- Open Source
- JavaScript
- Nodejs
Fixing recurrent need
The project I was working on was entierly promised-based (and later on, using async
/await
).
We also use power-assser, a great assertion library which provides very detailed error report and sticks to nodejs’s assert module API.
We wrote plenty of tests checking that tested code was rejecting promises:
it('should handle error while getting config from db', async () => {
try {
await config.get()
throw new Error('should have failed')
} catch (err) {
assert(err instanceof Error)
assert(err.message.includes('db failure'))
}
})
If you forget to check the actual message, then you’re not sure that tested code failed for the expected reason.
And here it comes:
it('should handle error while getting config from db', async () => {
try {
await config.get()
} catch (err) {
assert(err instanceof Error)
assert(err.message.includes('db failure'))
return
}
throw new Error('should have failed')
})
The logic in catch
clause is pretty verbose:
- it checks that an
Error
is thrown - it checks an expected pattern in the actual error message
- it stops the test.
The final throw
ensure the code has failed for the good reason.

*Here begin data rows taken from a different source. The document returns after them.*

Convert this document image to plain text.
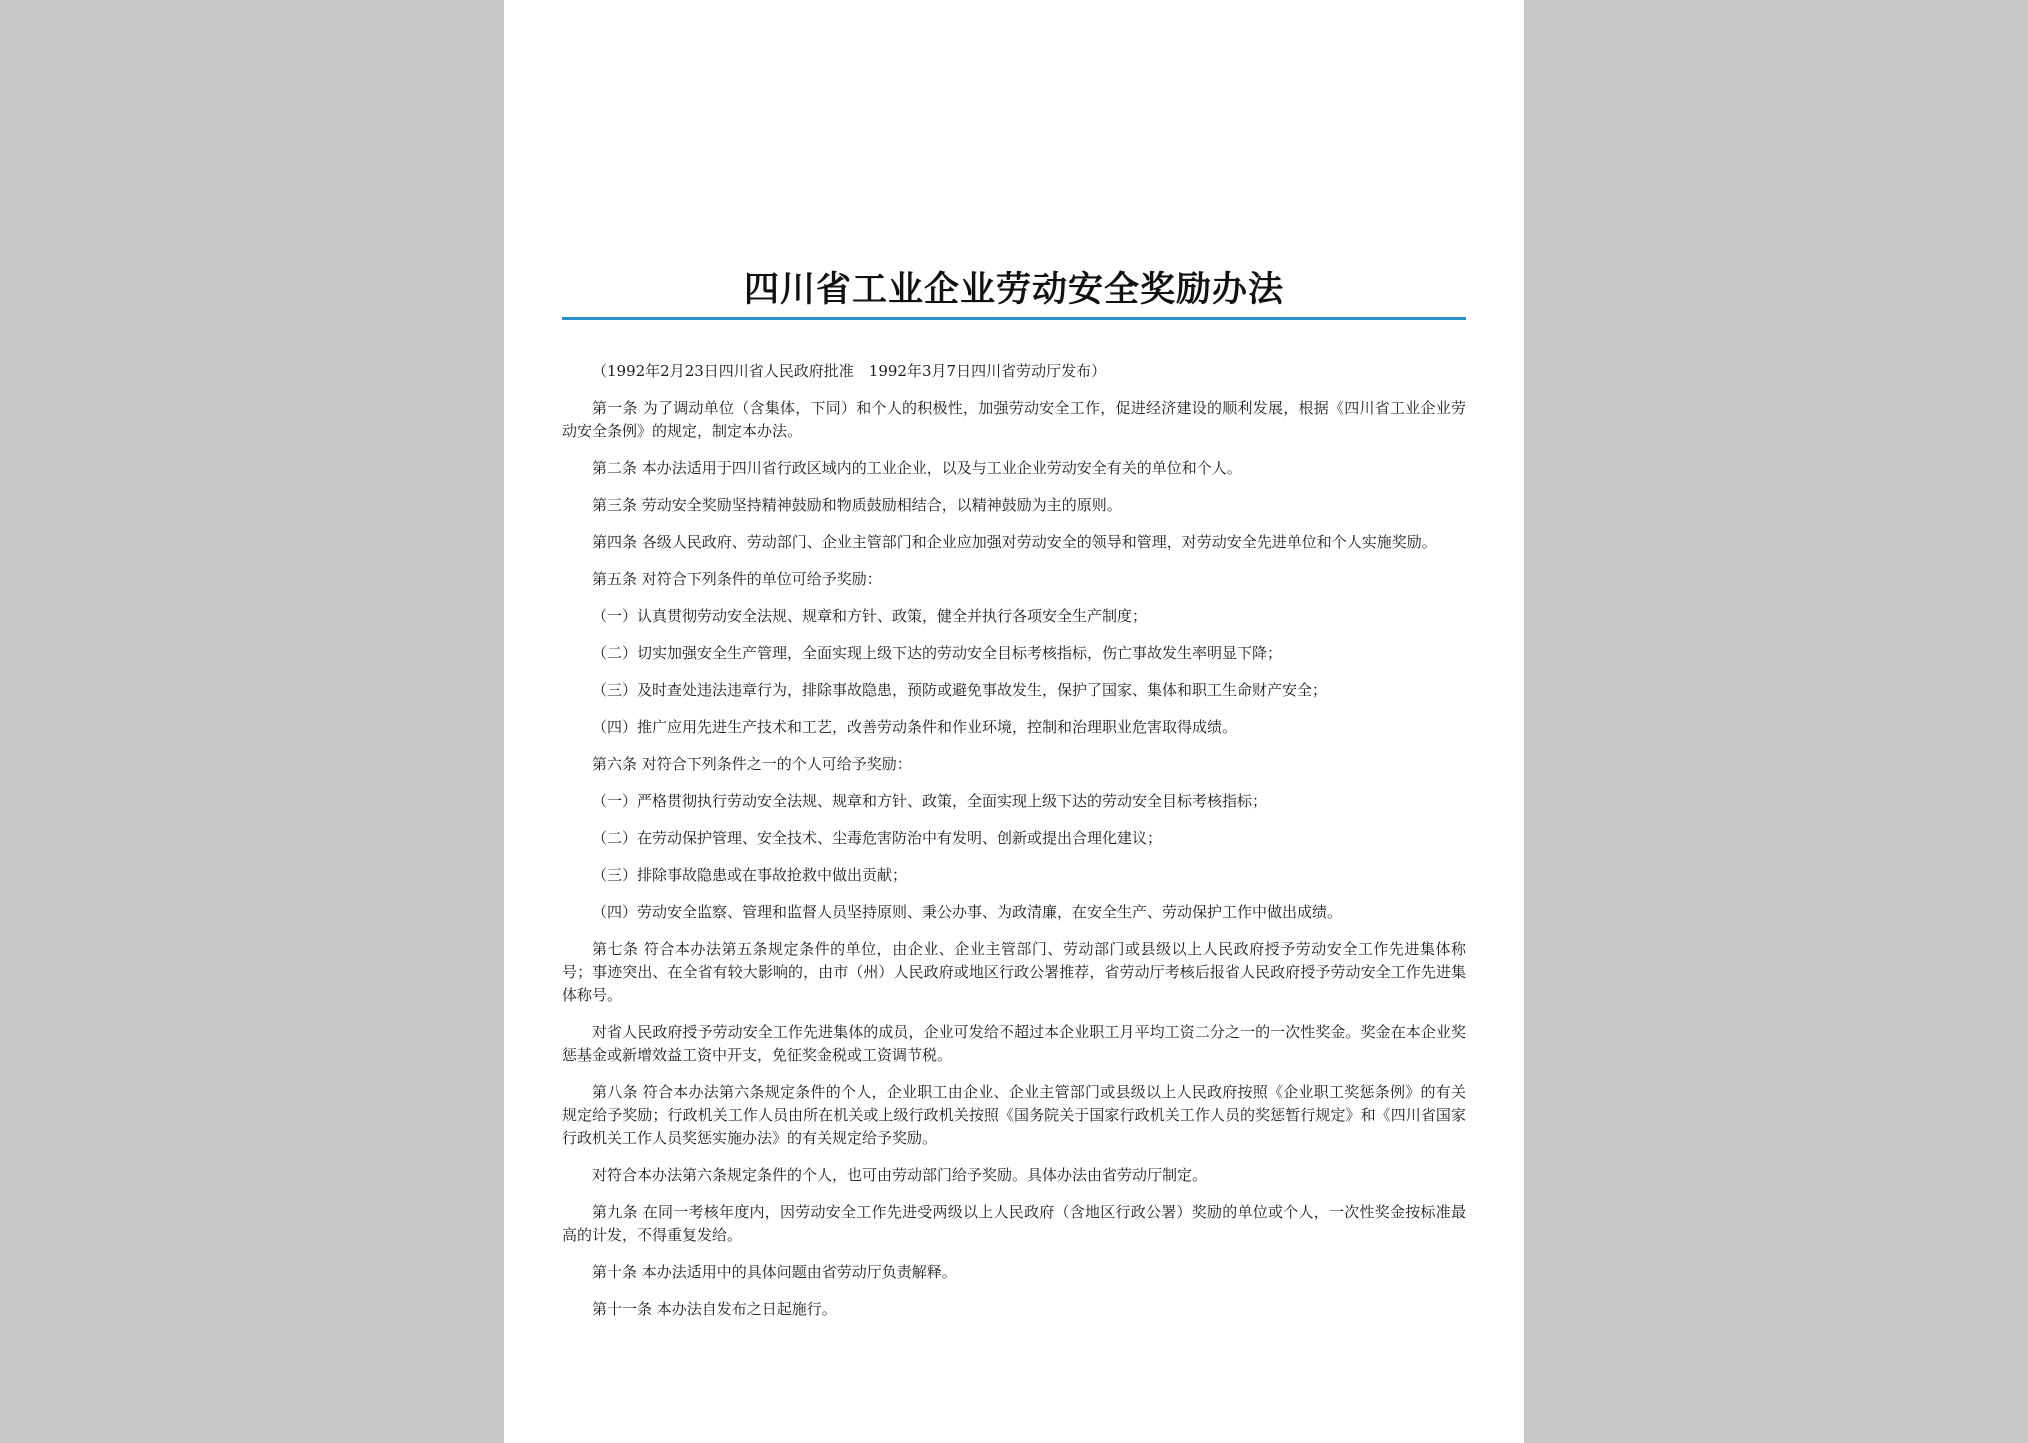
四川省工业企业劳动安全奖励办法

（1992年2月23日四川省人民政府批准　1992年3月7日四川省劳动厅发布）

第一条 为了调动单位（含集体，下同）和个人的积极性，加强劳动安全工作，促进经济建设的顺利发展，根据《四川省工业企业劳动安全条例》的规定，制定本办法。

第二条 本办法适用于四川省行政区域内的工业企业，以及与工业企业劳动安全有关的单位和个人。

第三条 劳动安全奖励坚持精神鼓励和物质鼓励相结合，以精神鼓励为主的原则。

第四条 各级人民政府、劳动部门、企业主管部门和企业应加强对劳动安全的领导和管理，对劳动安全先进单位和个人实施奖励。

第五条 对符合下列条件的单位可给予奖励：

（一）认真贯彻劳动安全法规、规章和方针、政策，健全并执行各项安全生产制度；

（二）切实加强安全生产管理，全面实现上级下达的劳动安全目标考核指标，伤亡事故发生率明显下降；

（三）及时查处违法违章行为，排除事故隐患，预防或避免事故发生，保护了国家、集体和职工生命财产安全；

（四）推广应用先进生产技术和工艺，改善劳动条件和作业环境，控制和治理职业危害取得成绩。

第六条 对符合下列条件之一的个人可给予奖励：

（一）严格贯彻执行劳动安全法规、规章和方针、政策，全面实现上级下达的劳动安全目标考核指标；

（二）在劳动保护管理、安全技术、尘毒危害防治中有发明、创新或提出合理化建议；

（三）排除事故隐患或在事故抢救中做出贡献；

（四）劳动安全监察、管理和监督人员坚持原则、秉公办事、为政清廉，在安全生产、劳动保护工作中做出成绩。

第七条 符合本办法第五条规定条件的单位，由企业、企业主管部门、劳动部门或县级以上人民政府授予劳动安全工作先进集体称号；事迹突出、在全省有较大影响的，由市（州）人民政府或地区行政公署推荐，省劳动厅考核后报省人民政府授予劳动安全工作先进集体称号。

对省人民政府授予劳动安全工作先进集体的成员，企业可发给不超过本企业职工月平均工资二分之一的一次性奖金。奖金在本企业奖惩基金或新增效益工资中开支，免征奖金税或工资调节税。

第八条 符合本办法第六条规定条件的个人，企业职工由企业、企业主管部门或县级以上人民政府按照《企业职工奖惩条例》的有关规定给予奖励；行政机关工作人员由所在机关或上级行政机关按照《国务院关于国家行政机关工作人员的奖惩暂行规定》和《四川省国家行政机关工作人员奖惩实施办法》的有关规定给予奖励。

对符合本办法第六条规定条件的个人，也可由劳动部门给予奖励。具体办法由省劳动厅制定。

第九条 在同一考核年度内，因劳动安全工作先进受两级以上人民政府（含地区行政公署）奖励的单位或个人，一次性奖金按标准最高的计发，不得重复发给。

第十条 本办法适用中的具体问题由省劳动厅负责解释。

第十一条 本办法自发布之日起施行。
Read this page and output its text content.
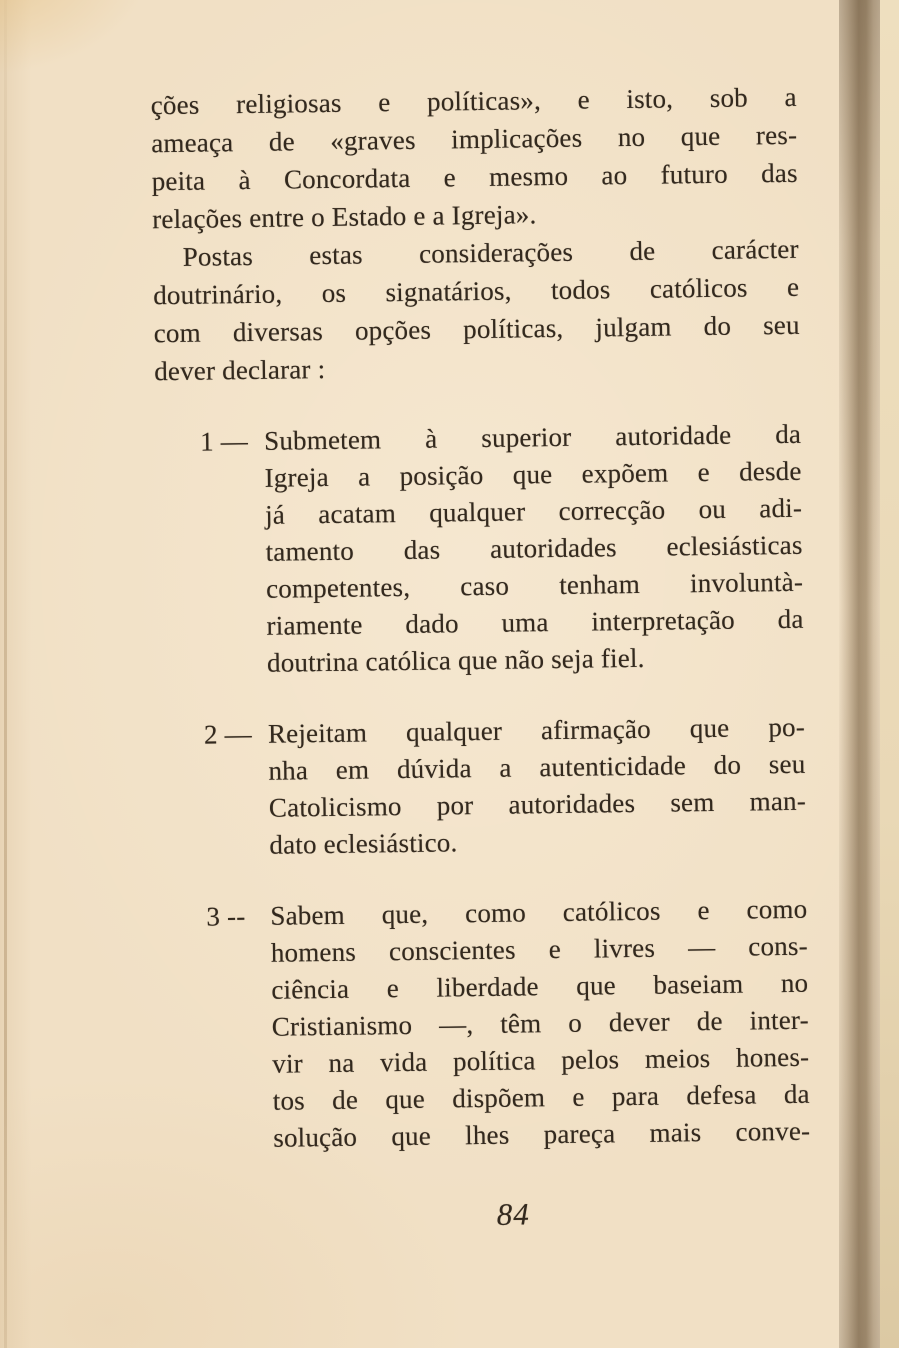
ções religiosas e políticas», e isto, sob a
ameaça de «graves implicações no que res-
peita à Concordata e mesmo ao futuro das
relações entre o Estado e a Igreja».
Postas estas considerações de carácter
doutrinário, os signatários, todos católicos e
com diversas opções políticas, julgam do seu
dever declarar :
1 — Submetem à superior autoridade da
Igreja a posição que expõem e desde
já acatam qualquer correcção ou adi-
tamento das autoridades eclesiásticas
competentes, caso tenham involuntà-
riamente dado uma interpretação da
doutrina católica que não seja fiel.
2 — Rejeitam qualquer afirmação que po-
nha em dúvida a autenticidade do seu
Catolicismo por autoridades sem man-
dato eclesiástico.
3 -- Sabem que, como católicos e como
homens conscientes e livres — cons-
ciência e liberdade que baseiam no
Cristianismo —, têm o dever de inter-
vir na vida política pelos meios hones-
tos de que dispõem e para defesa da
solução que lhes pareça mais conve-
84
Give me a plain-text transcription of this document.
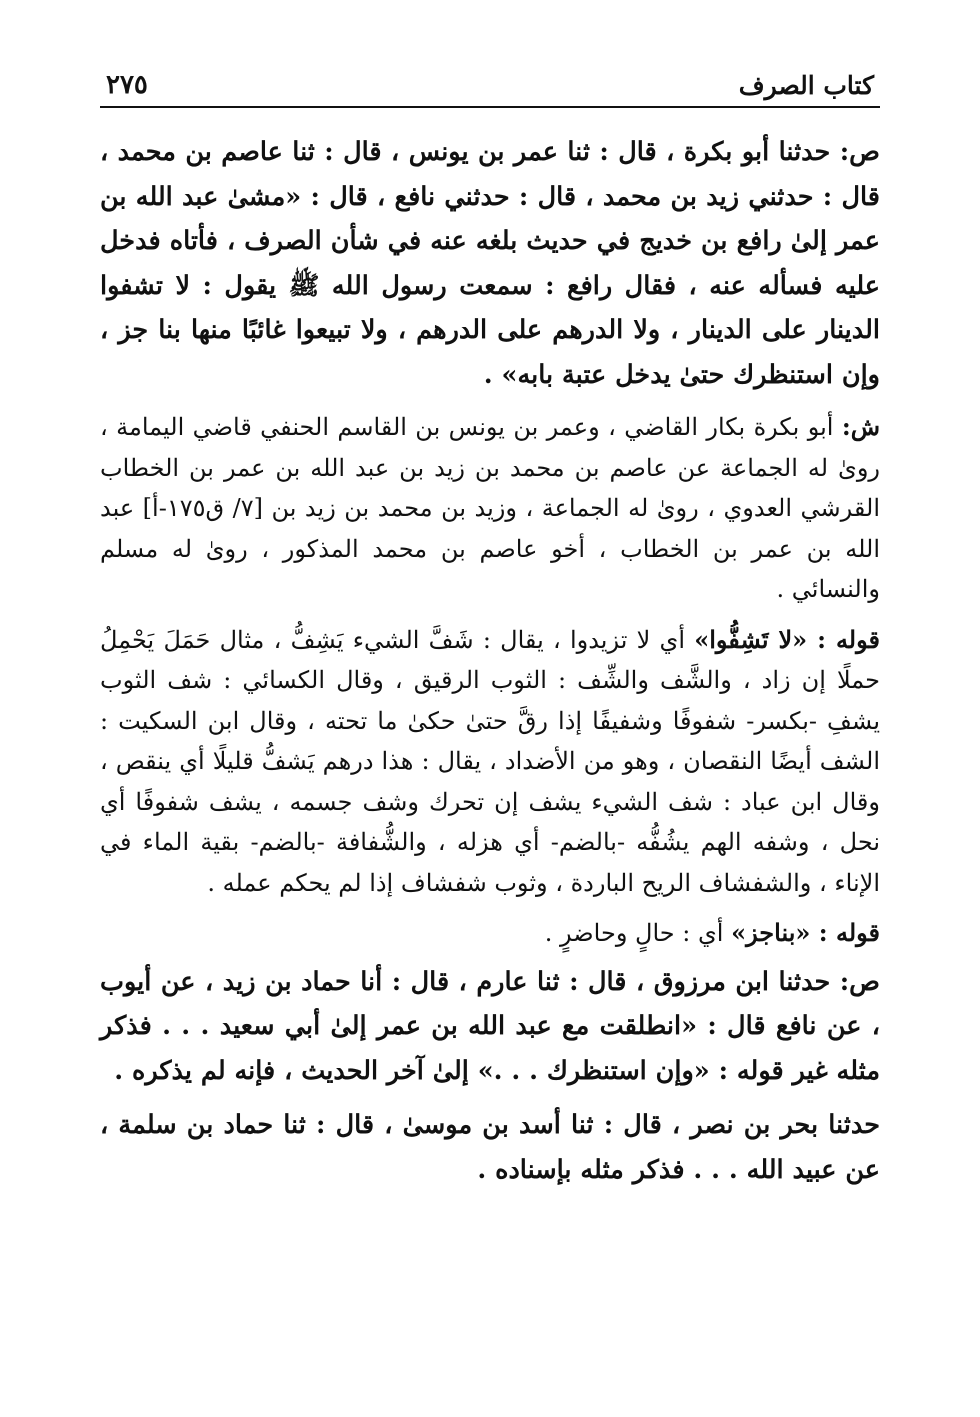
كتاب الصرف
٢٧٥

ص: حدثنا أبو بكرة ، قال : ثنا عمر بن يونس ، قال : ثنا عاصم بن محمد ، قال : حدثني زيد بن محمد ، قال : حدثني نافع ، قال : «مشىٰ عبد الله بن عمر إلىٰ رافع بن خديج في حديث بلغه عنه في شأن الصرف ، فأتاه فدخل عليه فسأله عنه ، فقال رافع : سمعت رسول الله ﷺ يقول : لا تشفوا الدينار على الدينار ، ولا الدرهم على الدرهم ، ولا تبيعوا غائبًا منها بنا جز ، وإن استنظرك حتىٰ يدخل عتبة بابه» .

ش: أبو بكرة بكار القاضي ، وعمر بن يونس بن القاسم الحنفي قاضي اليمامة ، روىٰ له الجماعة عن عاصم بن محمد بن زيد بن عبد الله بن عمر بن الخطاب القرشي العدوي ، روىٰ له الجماعة ، وزيد بن محمد بن زيد بن [٧/ ق١٧٥-أ] عبد الله بن عمر بن الخطاب ، أخو عاصم بن محمد المذكور ، روىٰ له مسلم والنسائي .

قوله : «لا تَشِفُّوا» أي لا تزيدوا ، يقال : شَفَّ الشيء يَشِفُّ ، مثال حَمَلَ يَحْمِلُ حملًا إن زاد ، والشَّف والشِّف : الثوب الرقيق ، وقال الكسائي : شف الثوب يشفِ -بكسر- شفوفًا وشفيفًا إذا رقَّ حتىٰ حكىٰ ما تحته ، وقال ابن السكيت : الشف أيضًا النقصان ، وهو من الأضداد ، يقال : هذا درهم يَشفُّ قليلًا أي ينقص ، وقال ابن عباد : شف الشيء يشف إن تحرك وشف جسمه ، يشف شفوفًا أي نحل ، وشفه الهم يشُفُّه -بالضم- أي هزله ، والشُّفافة -بالضم- بقية الماء في الإناء ، والشفشاف الريح الباردة ، وثوب شفشاف إذا لم يحكم عمله .

قوله : «بناجز» أي : حالٍ وحاضرٍ .

ص: حدثنا ابن مرزوق ، قال : ثنا عارم ، قال : أنا حماد بن زيد ، عن أيوب ، عن نافع قال : «انطلقت مع عبد الله بن عمر إلىٰ أبي سعيد . . . فذكر مثله غير قوله : «وإن استنظرك . . .» إلىٰ آخر الحديث ، فإنه لم يذكره .

حدثنا بحر بن نصر ، قال : ثنا أسد بن موسىٰ ، قال : ثنا حماد بن سلمة ، عن عبيد الله . . . فذكر مثله بإسناده .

We wrote the above dozens and dozens of time… With synchronous code, we could have wrote:
it('should handle error while getting config from db', async () => {
assert.throws(config.get(), err =>
err instanceof Error && err.message.includes('db failure')
)
})
This is when I decided to propose a change in nodejs’ API.
One does not simply propose a Pull Request
It was Christmas time, I was full of energy and motivation. I downloaded Node’s code on my Windows machine, read how to build, contribute, write code, write tests and issue a PR.
It took me 2 days (mostly because building and running tests on Windows is crzay long).
Then I made a first pull request… …and retrospectively I’m really ashamed of the naiveness of my contribution:
I turned the existing assert.throws()
and assert.doesNotThrow()
to async to they could support my usecase.
I clearly overlooked the impacts of my change, on some functions intensively used in a lot of NPM modules, and in the core itself. Even the few tests I wrote prouved I was wrong :’(
But thanks the great kidness and patience of the all my reviewers, I didn’t lost faith and retried few days later.
The second pull request (7th of January) was more acceptable: the idea was to add assert.rejects()
and assert.doesNotReject()
to be the promise-based equivalent of the existing functions.
It took me few iterations (11th, 18th of January and 3rd of February) to fully understand my reviewer’s directives, and provides something truely aligned with the existing code base and documentation.
Then the PR was suspended for a month, because of side discussions about removing assert.doesNotThrow()
. Then it would have been a non-sense to add assert.doesNotReject()
.
But finally, on the 11th of March, the PR was landedon the main branch, and will be part of Node 10!
Takeways
This was a extremelly long, insightful and educating experience.
Until know, I always shared my side projects as OSS, but actually never worked with an OSS community (except on OptiKey). I worked with a lot of different people and teams at work (sometime up to 30 devlopers), but always on site.
I really learnt:
-
the benefits of mentoring Nodejs codebase is completly different from modern project (React/Angular/Mongo…) codebases. The core contributors truely taught me how it worked and what to do to perform consistent changes and additions.
- it takes patience… OSS is often made by volonteers working during their free time, which necessary makes iteration longer. I was working mostly during weekends myself, hence why this simple feature took almost 3 months.
- …and questioning Having used and taught JavaScript for years doesn’t prevented me for doing newcomer mistakes. I was tempted to push back on the numerous comments, but after reading them twice or three times, I actually understoog my errors.
That was really a great experience, which I hope I could reiterate in the future!